The Israeli 7th Brigade, including reinforcements, totalled some twenty tanks. It began to pursue the Syrians but stopped at the anti-tank ditch. About 260 tanks were lying in the valley. The Syrians lost over 500 tanks and APCs and the Israelis lost 60 to 80 armored vehicles. One brigade from the 7th Division was taken out of action for three days and then reorganized as a battalion. Eitan told the 7th Brigade over the radio: "You have saved the people of Israel". Ben-Gal told Kahalani: "You are the true saviour of the people of Israel". In the afternoon, the brigade's tanks pulled back a few at a time for ammunition and fuel. Ben-Gal told Kahalani that the brigade had been ordered to counterattack in Syria.

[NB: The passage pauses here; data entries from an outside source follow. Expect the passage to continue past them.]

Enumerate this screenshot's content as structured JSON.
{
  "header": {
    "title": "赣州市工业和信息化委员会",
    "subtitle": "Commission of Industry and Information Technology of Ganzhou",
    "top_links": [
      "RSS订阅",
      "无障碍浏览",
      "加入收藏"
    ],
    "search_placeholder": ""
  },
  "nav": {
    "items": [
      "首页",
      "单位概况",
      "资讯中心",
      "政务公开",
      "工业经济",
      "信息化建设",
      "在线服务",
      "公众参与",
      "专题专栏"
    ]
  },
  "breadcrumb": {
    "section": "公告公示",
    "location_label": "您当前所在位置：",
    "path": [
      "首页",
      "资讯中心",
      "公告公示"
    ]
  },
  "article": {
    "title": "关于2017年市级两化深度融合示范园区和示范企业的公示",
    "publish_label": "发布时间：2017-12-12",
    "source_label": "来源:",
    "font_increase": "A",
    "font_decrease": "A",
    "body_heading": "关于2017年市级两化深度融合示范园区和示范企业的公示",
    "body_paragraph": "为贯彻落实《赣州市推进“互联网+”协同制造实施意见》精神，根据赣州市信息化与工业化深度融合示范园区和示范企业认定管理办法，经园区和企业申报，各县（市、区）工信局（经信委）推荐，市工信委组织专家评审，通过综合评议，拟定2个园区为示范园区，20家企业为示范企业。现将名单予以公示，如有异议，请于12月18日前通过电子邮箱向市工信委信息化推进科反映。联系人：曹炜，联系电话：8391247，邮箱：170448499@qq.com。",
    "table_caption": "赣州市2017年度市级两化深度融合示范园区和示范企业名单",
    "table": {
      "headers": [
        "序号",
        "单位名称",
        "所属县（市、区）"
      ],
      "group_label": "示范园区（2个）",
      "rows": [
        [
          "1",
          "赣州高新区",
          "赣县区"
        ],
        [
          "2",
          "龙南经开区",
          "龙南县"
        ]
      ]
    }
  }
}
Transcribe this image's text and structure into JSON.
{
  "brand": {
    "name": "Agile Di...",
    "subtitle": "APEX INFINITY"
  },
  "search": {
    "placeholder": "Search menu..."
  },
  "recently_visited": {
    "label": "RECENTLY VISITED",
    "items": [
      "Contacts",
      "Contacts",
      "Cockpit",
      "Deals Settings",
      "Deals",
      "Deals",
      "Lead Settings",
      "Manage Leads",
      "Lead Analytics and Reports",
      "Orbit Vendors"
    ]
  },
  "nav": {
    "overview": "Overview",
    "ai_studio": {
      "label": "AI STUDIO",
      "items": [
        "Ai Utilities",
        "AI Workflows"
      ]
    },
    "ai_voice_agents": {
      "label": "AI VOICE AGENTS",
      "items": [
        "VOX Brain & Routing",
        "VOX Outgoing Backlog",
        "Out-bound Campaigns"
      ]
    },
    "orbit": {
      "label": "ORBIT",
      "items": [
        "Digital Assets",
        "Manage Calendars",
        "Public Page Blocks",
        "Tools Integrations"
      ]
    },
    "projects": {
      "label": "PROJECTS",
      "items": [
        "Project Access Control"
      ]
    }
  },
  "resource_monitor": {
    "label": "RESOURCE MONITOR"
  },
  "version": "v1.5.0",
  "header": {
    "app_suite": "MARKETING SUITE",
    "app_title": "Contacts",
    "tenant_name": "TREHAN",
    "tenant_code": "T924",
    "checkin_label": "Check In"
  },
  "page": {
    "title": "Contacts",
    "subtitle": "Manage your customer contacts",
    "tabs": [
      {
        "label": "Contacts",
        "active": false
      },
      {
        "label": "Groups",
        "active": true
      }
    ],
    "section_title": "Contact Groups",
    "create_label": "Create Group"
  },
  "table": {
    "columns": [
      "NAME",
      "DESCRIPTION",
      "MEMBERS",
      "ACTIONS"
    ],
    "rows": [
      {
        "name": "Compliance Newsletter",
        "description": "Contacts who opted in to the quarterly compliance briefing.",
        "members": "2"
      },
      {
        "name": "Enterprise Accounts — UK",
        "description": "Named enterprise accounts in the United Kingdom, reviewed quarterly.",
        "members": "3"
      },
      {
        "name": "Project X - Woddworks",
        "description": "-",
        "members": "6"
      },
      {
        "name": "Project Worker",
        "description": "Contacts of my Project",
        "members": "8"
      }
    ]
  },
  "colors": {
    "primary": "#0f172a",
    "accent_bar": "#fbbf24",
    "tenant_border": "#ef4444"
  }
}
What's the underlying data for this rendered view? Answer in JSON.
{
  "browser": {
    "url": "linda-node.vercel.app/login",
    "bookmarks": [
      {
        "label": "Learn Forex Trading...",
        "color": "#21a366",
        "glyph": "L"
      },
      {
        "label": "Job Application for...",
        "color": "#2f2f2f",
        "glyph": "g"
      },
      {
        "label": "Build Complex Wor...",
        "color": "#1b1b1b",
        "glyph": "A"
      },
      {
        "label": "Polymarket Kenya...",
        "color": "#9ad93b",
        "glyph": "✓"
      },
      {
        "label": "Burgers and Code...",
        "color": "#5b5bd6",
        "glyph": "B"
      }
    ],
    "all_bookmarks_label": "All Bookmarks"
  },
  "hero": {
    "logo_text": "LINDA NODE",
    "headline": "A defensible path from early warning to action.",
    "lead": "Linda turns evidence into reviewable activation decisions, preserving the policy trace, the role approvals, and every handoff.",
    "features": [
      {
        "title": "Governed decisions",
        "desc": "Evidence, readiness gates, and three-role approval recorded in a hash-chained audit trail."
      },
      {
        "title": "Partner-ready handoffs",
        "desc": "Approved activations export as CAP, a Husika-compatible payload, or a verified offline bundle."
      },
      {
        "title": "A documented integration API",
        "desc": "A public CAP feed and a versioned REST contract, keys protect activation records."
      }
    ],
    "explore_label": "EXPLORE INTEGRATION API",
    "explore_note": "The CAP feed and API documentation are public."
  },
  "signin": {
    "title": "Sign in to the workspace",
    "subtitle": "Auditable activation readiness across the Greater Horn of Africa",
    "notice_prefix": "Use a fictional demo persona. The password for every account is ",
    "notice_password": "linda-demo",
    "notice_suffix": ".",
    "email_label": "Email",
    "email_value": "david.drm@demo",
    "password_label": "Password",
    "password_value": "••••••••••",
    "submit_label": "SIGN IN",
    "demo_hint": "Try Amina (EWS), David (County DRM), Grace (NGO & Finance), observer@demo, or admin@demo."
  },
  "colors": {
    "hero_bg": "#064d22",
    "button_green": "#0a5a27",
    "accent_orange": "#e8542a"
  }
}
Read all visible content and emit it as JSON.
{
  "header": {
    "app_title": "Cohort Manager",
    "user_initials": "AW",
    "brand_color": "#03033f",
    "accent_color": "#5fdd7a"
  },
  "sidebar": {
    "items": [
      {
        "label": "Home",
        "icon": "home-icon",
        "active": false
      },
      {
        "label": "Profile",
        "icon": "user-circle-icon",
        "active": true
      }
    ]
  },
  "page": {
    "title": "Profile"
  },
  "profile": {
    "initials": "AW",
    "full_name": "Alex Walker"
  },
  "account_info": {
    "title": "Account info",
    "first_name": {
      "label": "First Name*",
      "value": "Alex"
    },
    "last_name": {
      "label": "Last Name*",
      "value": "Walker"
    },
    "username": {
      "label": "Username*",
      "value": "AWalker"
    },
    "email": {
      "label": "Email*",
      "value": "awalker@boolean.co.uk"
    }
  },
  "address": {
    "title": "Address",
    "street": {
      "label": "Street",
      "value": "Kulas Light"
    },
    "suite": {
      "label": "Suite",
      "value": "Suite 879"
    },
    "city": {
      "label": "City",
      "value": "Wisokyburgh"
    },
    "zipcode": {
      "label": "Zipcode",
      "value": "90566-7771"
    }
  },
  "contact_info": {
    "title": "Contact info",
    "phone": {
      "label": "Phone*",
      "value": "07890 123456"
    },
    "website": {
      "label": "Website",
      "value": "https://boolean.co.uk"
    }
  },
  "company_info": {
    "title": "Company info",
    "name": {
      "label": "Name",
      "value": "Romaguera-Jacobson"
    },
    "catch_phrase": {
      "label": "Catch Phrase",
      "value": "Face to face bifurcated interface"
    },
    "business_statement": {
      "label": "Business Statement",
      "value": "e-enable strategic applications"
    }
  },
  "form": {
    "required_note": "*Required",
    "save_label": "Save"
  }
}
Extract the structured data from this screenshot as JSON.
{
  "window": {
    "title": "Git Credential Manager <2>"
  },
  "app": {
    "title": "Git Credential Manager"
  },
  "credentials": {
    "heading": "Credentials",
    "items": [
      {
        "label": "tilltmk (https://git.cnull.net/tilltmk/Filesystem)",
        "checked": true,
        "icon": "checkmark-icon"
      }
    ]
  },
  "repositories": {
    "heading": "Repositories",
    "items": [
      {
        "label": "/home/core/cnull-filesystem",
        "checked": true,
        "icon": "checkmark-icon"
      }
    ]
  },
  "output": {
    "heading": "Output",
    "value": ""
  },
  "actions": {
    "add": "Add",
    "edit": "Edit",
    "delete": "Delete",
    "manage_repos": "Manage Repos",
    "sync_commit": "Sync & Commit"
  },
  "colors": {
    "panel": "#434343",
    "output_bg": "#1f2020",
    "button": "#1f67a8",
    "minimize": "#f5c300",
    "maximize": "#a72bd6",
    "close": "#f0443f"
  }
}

Eitan asked him to attack the next day, so as not to allow the Syrians time to reorganize, but Ben Gal asked for a day to allow his men to rest and refill the ranks. Kahalani was later awarded the Medal of Valor for his performance in the battle.

===Analysis===
Decades after the battle, analysts were still presenting differing reasons for the Syrian withdrawal. In 1990, Patrick Seale argued that the reason why the Syrians were stopped was the superiority of the IAF, which was free to devote all of its attention to the Syrian front. In 2002, Kenneth Pollack wrote that the Syrian forces did not look for an alternative axis of advance and rolled forward without defending their flanks. In 1998, Martin Van Creveld suggested the explanation that on October 8 (though the Syrians did not withdraw until more losses on October 9), when Israel felt that the battle was being lost, it threatened Syria with a nuclear strike.
However, a historical review by Avner Cohen and others found no evidence of a nuclear threat by Israel.